- The Washington Times - Friday, May 24, 2002

The nation's factories, hardest hit by the recession last year, saw signs of improvement in April, with orders for costly manufactured goods rising for a fifth straight month.
The Commerce Department reported yesterday that orders for durable goods items expected to last at least three years jumped 1.1 percent, with demand especially strong for cars, communications equipment and machinery.
Economists were encouraged by the news, saying it may point to the beginning of a turnaround in capital spending by businesses, a must for a solid recovery for the national economy. Deep cuts to such spending were key to the economy's plunge into recession last year.
"This report seems to indicate that the collapse in investment is behind us and we are in the beginning stages of a rebound," said economist Joel Naroff of Naroff Economic Advisors.
Clifford Waldman, president of Waldman Associates, said business investment in new plants and equipment, which has fallen for five straight quarters, might post a small increase in the current quarter.
In other economic news, fewer Americans filed new claims for unemployment insurance, but people out of work are having trouble finding jobs.
The Labor Department reported that for the workweek ending May 18, initial claims dropped by 9,000 to 416,000, an eight-week low. But even with the decline, economists said claims are still high, suggesting that the job market remains sluggish.

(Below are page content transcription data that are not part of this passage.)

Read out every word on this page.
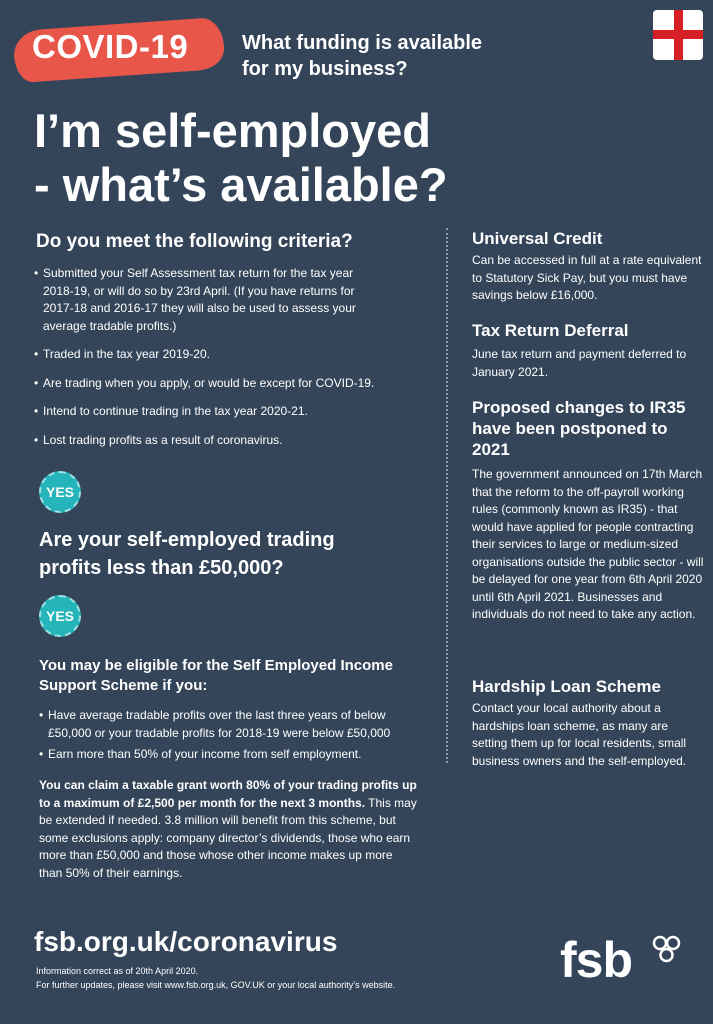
COVID-19	What funding is available
for my business?
I’m self-employed
- what’s available?
Do you meet the following criteria?
• Submitted your Self Assessment tax return for the tax year 2018-19, or will do so by 23rd April. (If you have returns for 2017-18 and 2016-17 they will also be used to assess your average tradable profits.)
• Traded in the tax year 2019-20.
• Are trading when you apply, or would be except for COVID-19.
• Intend to continue trading in the tax year 2020-21.
• Lost trading profits as a result of coronavirus.
YES
Are your self-employed trading
profits less than £50,000?
YES
You may be eligible for the Self Employed Income Support Scheme if you:
• Have average tradable profits over the last three years of below £50,000 or your tradable profits for 2018-19 were below £50,000
• Earn more than 50% of your income from self employment.
You can claim a taxable grant worth 80% of your trading profits up to a maximum of £2,500 per month for the next 3 months. This may be extended if needed. 3.8 million will benefit from this scheme, but some exclusions apply: company director’s dividends, those who earn more than £50,000 and those whose other income makes up more than 50% of their earnings.
Universal Credit
Can be accessed in full at a rate equivalent to Statutory Sick Pay, but you must have savings below £16,000.
Tax Return Deferral
June tax return and payment deferred to January 2021.
Proposed changes to IR35 have been postponed to 2021
The government announced on 17th March that the reform to the off-payroll working rules (commonly known as IR35) - that would have applied for people contracting their services to large or medium-sized organisations outside the public sector - will be delayed for one year from 6th April 2020 until 6th April 2021. Businesses and individuals do not need to take any action.
Hardship Loan Scheme
Contact your local authority about a hardships loan scheme, as many are setting them up for local residents, small business owners and the self-employed.
fsb.org.uk/coronavirus
Information correct as of 20th April 2020.
For further updates, please visit www.fsb.org.uk, GOV.UK or your local authority’s website.	fsb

The number of laid-off workers continuing to draw unemployment benefits climbed to a 19-year high of 3.87 million for the workweek ending May 11.
"If businesses are spending a little more on goods, they are continuing to hold the line on spending on workers," said Oscar Gonzalez, economist at John Hancock Financial Services.
In the manufacturing report, the 1.1 percent advance followed a 0.2 percent increase in March and was bigger than many analysts were expecting.
Factories are boosting production as many businesses need to replenish inventories. Throughout last year, companies worked hard to get rid of excess stocks of unsold goods that had piled up during the slump.
In April, new orders for cars, trucks and automobile parts shot up 12 percent, the biggest increase since August 1998. In March, these orders fell 1.2 percent.
Even with the increase in automobiles, orders for all transportation equipment dropped 2.6 percent in April. That's because of a huge drop 37.1 percent in orders for airplanes.
Excluding the volatile transportation component, where orders can bounce around from month to month, durable-goods orders grew 2.9 percent in April, the biggest increase since October.
"After a prolonged drought, this is welcome evidence of a recovery under way in manufacturing," said Jerry Jasinowski, president of the National Association of Manufacturers.
Orders for communications equipment rose 12 percent, after a 11 percent decline in March. For machinery, orders went up 4 percent after a 1.5 percent drop. Orders for primary metals including steel rose 5.1 percent, on top of a 2.3 percent increase.
And orders for electrical equipment and household appliances grew 7.6 percent, after falling 2 percent.
However, orders for computers continued to be soft. The orders dipped 0.3 percent in April, after a 7.5 percent decline, suggesting that the high-tech sector is continuing to struggle with the lingering effects of the recession.
Citing uncertainties about the vitality of the recovery, the Federal Reserve earlier this month decided to leave short-term interest rates unchanged at 40-year lows.
Low interest rates should motivate consumers to continue buying and spur businesses to step up investment, which would help the economic recovery. Consumer spending accounts for two-thirds of all economic activity.
Federal Reserve Chairman Alan Greenspan has warned that the recovery could be less than sizzling because consumers, who kept buying throughout the slump, might not have a lot of pent-up demand coming out of it.
Judging from the manufacturing report, "the appetite of consumers is still reasonably good and for companies it is improving," said Tim O'Neill, chief economist at Bank of Montreal.